Raftpeople above gave some abstract descriptions of the kind of esoterica you mention here. I’m wondering if you can provide a more specific example, though.
Just the other day, in reference to recent Cafe Society thread, I tried to find information on a science fiction story I once read, by a Soviet author, called Sigma Draconis. A search for Sigma Draconis netted me lots of sites with information about the star of that name, and several dealing with other science fiction stories that reference the star, particularly an episode of Star Trek. Adding in some other terms, like Soviet and story got rid of most of the astronomical information, but still left me with lots of Star Trek stuff (thanks, Mr. Chekov!), and no sign of what I was looking for. At that point I gave up.
In the old days I might well have gone on refining my search, using boolean operators etc, and might eventually have found what I wanted (or not - it may be too old and obscure to be on the web).
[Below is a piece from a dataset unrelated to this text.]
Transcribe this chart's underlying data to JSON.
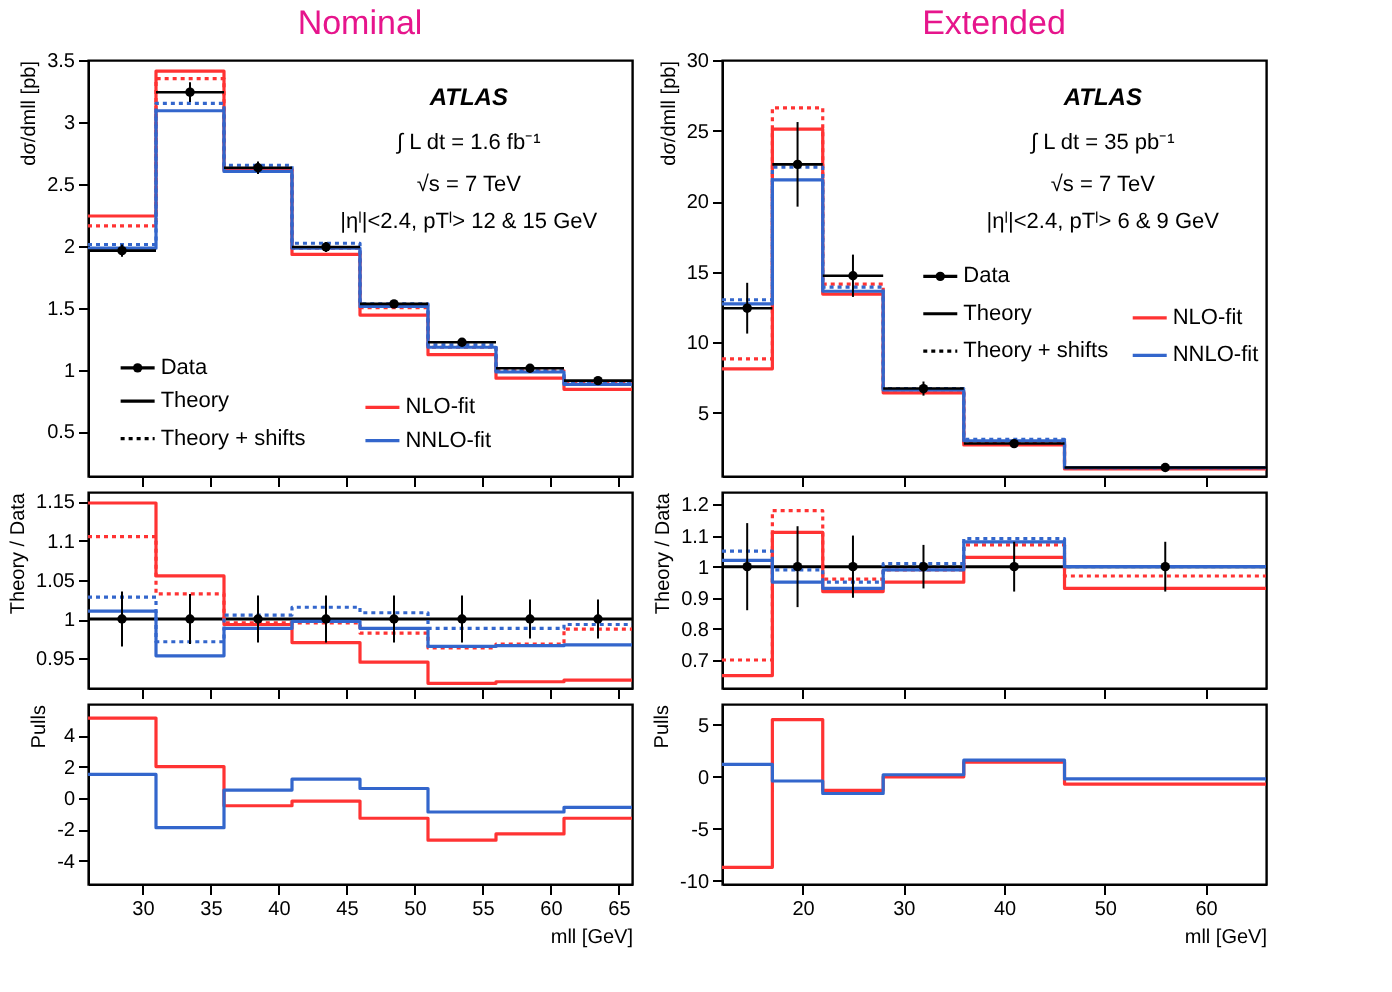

These days, Google no longer behaves predictably enough for it to be worth the effort.
I think the term esoteric is too strong, anything that is overwhelmed by the massively popular or extremely current can be difficult to find, even if it wouldn’t be normally considered esoteric.
It’s like google is a popularity/current event amplifier, causing the top 5 percent of items to sometimes grow to enormous proportions, drowning out much of the 95%.
That makes it great for what is very popular/current and it limits the usefulness for other items.
I don’t know why they don’t want to allow an advanced search, but ignoring it leaves open a legitimate niche for a competitor.
Also, I’ve been tracking this issue, I run into it frequently, almost daily.